Seeking Job at JNU? Better Brush Up on 'Gaushalas, Baby and Animal Ethics'
Seeking Job at JNU? Better Brush Up on 'Gaushalas, Baby and Animal Ethics'
The bizarre interview questions came to light in an email sent by a Delhi University professor to his colleagues in DU and JNU.

New Delhi: ‘Have you ever visited a gaushala’, ‘do you have knowledge of animal and baby ethics’, ‘why not focus on Indian thinkers’.

These are some of the questions that make up Jawaharlal Nehru University’s (JNU) criteria to hire professors.

The bizarre interview questions came to light in an email sent by a Delhi University professor to his colleagues in DU and JNU. The email was sent by the Assistant Professor in DU’s Department of English in October and has been accessed by News18.com.

In the email, the professor said he had met the JNU selection committee, which included Vice Chancellor M Jagadesh Kumar, to present his research on the idea of “aesthetic regime” as proposed by French philosopher Jacques Rancière.

The professor told his colleagues that the Vice-Chancellor kept “nudging” him to end the eight-minute-long presentation and then “shook his head” and said he should instead have focused on “baby ethics and animal ethics”.

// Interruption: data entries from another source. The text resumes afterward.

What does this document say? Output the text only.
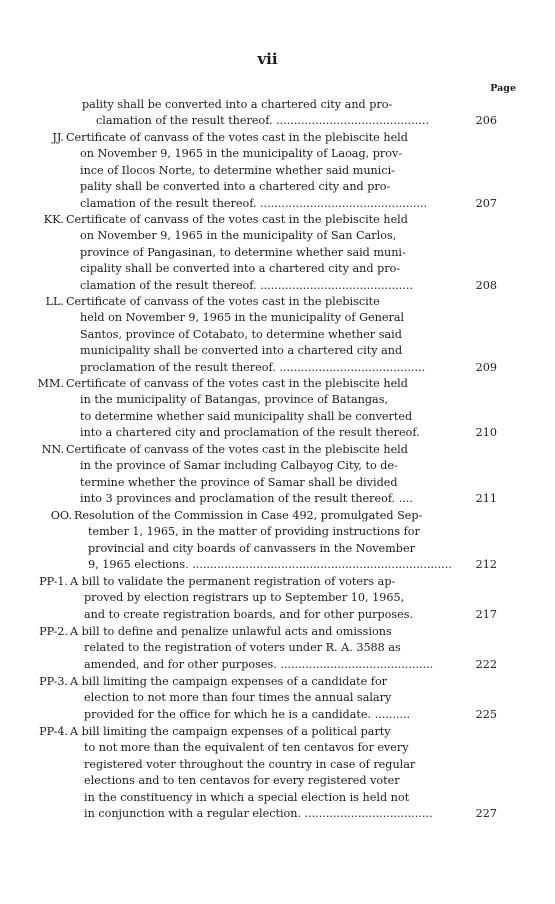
vii
Page
pality shall be converted into a chartered city and pro-
clamation of the result thereof. ...........................................	206
JJ. Certificate of canvass of the votes cast in the plebiscite held
on November 9, 1965 in the municipality of Laoag, prov-
ince of Ilocos Norte, to determine whether said munici-
pality shall be converted into a chartered city and pro-
clamation of the result thereof. ...............................................	207
KK. Certificate of canvass of the votes cast in the plebiscite held
on November 9, 1965 in the municipality of San Carlos,
province of Pangasinan, to determine whether said muni-
cipality shall be converted into a chartered city and pro-
clamation of the result thereof. ...........................................	208
LL. Certificate of canvass of the votes cast in the plebiscite
held on November 9, 1965 in the municipality of General
Santos, province of Cotabato, to determine whether said
municipality shall be converted into a chartered city and
proclamation of the result thereof. .........................................	209
MM. Certificate of canvass of the votes cast in the plebiscite held
in the municipality of Batangas, province of Batangas,
to determine whether said municipality shall be converted
into a chartered city and proclamation of the result thereof.	210
NN. Certificate of canvass of the votes cast in the plebiscite held
in the province of Samar including Calbayog City, to de-
termine whether the province of Samar shall be divided
into 3 provinces and proclamation of the result thereof. ....	211
OO. Resolution of the Commission in Case 492, promulgated Sep-
tember 1, 1965, in the matter of providing instructions for
provincial and city boards of canvassers in the November
9, 1965 elections. .........................................................................	212
PP-1. A bill to validate the permanent registration of voters ap-
proved by election registrars up to September 10, 1965,
and to create registration boards, and for other purposes.	217
PP-2. A bill to define and penalize unlawful acts and omissions
related to the registration of voters under R. A. 3588 as
amended, and for other purposes. ...........................................	222
PP-3. A bill limiting the campaign expenses of a candidate for
election to not more than four times the annual salary
provided for the office for which he is a candidate. ..........	225
PP-4. A bill limiting the campaign expenses of a political party
to not more than the equivalent of ten centavos for every
registered voter throughout the country in case of regular
elections and to ten centavos for every registered voter
in the constituency in which a special election is held not
in conjunction with a regular election. ....................................	227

“You should pay more attention to different kinds of ethics like baby ethics and animal ethics,” the email quoted V-C Jagadesh Kumar as saying.

When the professor mentioned that his research had found a place in the prestigious New Literary History, the other members of the selection committee reportedly told him to move on from “foreign thinkers” and concentrate on “our own tradition”.

“One gentleman in the group thought that others were being too roundabout it, and directly asked me if I had “generated” any work on “Indian” authors. I told him that I had indeed worked on Bangla literature, and published on the early novels of Bankim Chandra Chattopadhyay. He summarily dismissed it, and said he meant Indians like Panini and Bhartrihari (sic),” the email said.

Signing off the email, the professor said, “Clearly, even Bankim is not enough Indian for him!”

News18.com contacted Vice-Chancellor to elaborate on “baby and animal ethics” and whether research on Indian thinkers was a requirement for hiring. The V-C, however, did not respond.

A similar experience was shared by Devesh Birwal, an Economics professor in the Delhi University who had appeared before a different Selection Committee for the post of Assistant Professor in JNU’s School of Social Sciences.

Gaushalas formed a major part of the interview, Birwal told News18.com. ‘Have you visited a gaushala? Is there a gaushala around your work area?’ were some of the questions thrown at Birwal, who studied economics from JNU and focusses on livestock holding of farmers.

“But in my interview all the interest was on my visit to gaushalas. I was surprised that just because I have studied livestock and animal husbandry I was asked about gaushala. This was also shocking because the government is very seriously working on doubling farmers’ income, in which livestock plays an important part. There could have been questions on my work or the disposal of cattle,” said Birwal.

The panel that Birwal appeared before had three external members — NK Taneja, the V-C of Meerut’s Chaudhary Charan Singh University; Mohal Lal Chhippa, the former V-C of Atal Bihari Vajpayee Hindi Vishwavidyalaya in Bhopal; and Professor Naresh K Sharma, Economics Dean in the University of Hyderabad.

When contacted, VK Taneja said he wasn’t the one who asked the gaushala question, but didn’t remember who did.